# New Paver Patio Installation



## ccarlisle (Jul 2, 2008)

I assume you compacted manually...Get yourself a plate compactor from a rental place. You should have crushed stone then something finer on top of that, something you can compact with this machine. Sand is OK but it.ll need compacting for sure.

Build it up here and there for trueness but just keep going over it till it's even. Then lay the pavers. You can even run the machine over the pavers if you like...


----------



## concretemasonry (Oct 10, 2006)

I assume you are laying real concrete pavers (lass than 10" maximum dimension) and not "stepping stones".

The proper way to build a paver surface (sidewalk, patio, driveway, street or airport taxiway) is to have the compacted road base follow the slope, grade or shape desired.

After that, a 1" layer of a sand setting bed (NEVER compacted !!!) is spread on top of the compacted base. You level the sand with screed guides that can be wood, pipe or your patio edge restraint. Cut a long, straight 2x4 to use as a screed and you can cut notches at each end, so the bottom of the screed is at the proper amount below the screed guides.

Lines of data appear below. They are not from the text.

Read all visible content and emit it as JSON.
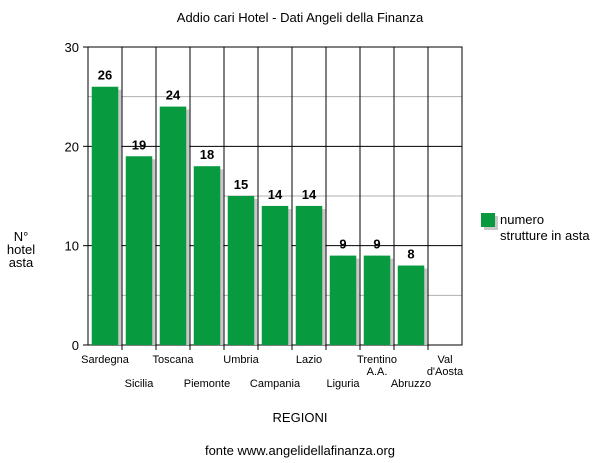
{
  "chart_data": {
    "type": "bar",
    "title": "Addio cari Hotel - Dati Angeli della Finanza",
    "ylabel": "N° hotel asta",
    "xlabel": "REGIONI",
    "ylim": [
      0,
      30
    ],
    "yticks": [
      "0",
      "10",
      "20",
      "30"
    ],
    "categories": [
      "Sardegna",
      "Sicilia",
      "Toscana",
      "Piemonte",
      "Umbria",
      "Campania",
      "Lazio",
      "Liguria",
      "Trentino A.A.",
      "Abruzzo",
      "Val d'Aosta"
    ],
    "series": [
      {
        "name": "numero strutture in asta",
        "values": [
          26,
          19,
          24,
          18,
          15,
          14,
          14,
          9,
          9,
          8,
          null
        ]
      }
    ],
    "data_labels": [
      "26",
      "19",
      "24",
      "18",
      "15",
      "14",
      "14",
      "9",
      "9",
      "8",
      ""
    ],
    "grid": true,
    "legend_position": "right",
    "bar_color": "#079a3e"
  },
  "footer": {
    "source": "fonte www.angelidellafinanza.org"
  },
  "ylabel_lines": [
    "N°",
    "hotel",
    "asta"
  ]
}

If the patio is too wide for the available screed, you can set a temporary screed guide in the center. Remove the temporary guide and fill with loose sand.

When laying pavers, you work on the pavers previously laid. Lay the pavers with tight joints and good pavers have spacers cast into the side of the pavers. You can awalys re-screed the loose sand setting bed if it gets disturbed.

After laying the pavers in the sand setting bed, you spread sand over the top and vibrate level so you have a smooth surface and sand vibrated up and down into the joints.

You can go to the Interlocking Comcrete Paver Institute (ICPI) site for good information - icpi.org is probably the address. - Any good paver supplier should have instructions available.


----------



## KUIPORNG (Jan 11, 2006)

screening is very important for a good and easy job.... spend time to come up with a good screening system that works in your situation... like concretemasonry said... those wood thing works well for us, I used lumber from my destroyed deck though, which is 1"x6".... I cut notches at both end... I haver 3 different length woods for different situations.... the idea is you lay too horizontal wood support on both side with proper grading... then screen with the 1"x6" wood across, then you should have a perfect surface for laying pavers...

but the subbase have to be probably graded first for above sand screening....

when you lay individual pavers, put a small 6" level on top which will tells you roughly if the grade are going right in all directions... those small level which shows 3 different direction running... you can't go wrong...

if you don't want wave effect... make sure each stone are graded the same degree... by looking at the bubble on the level... they should be about the same spot....


----------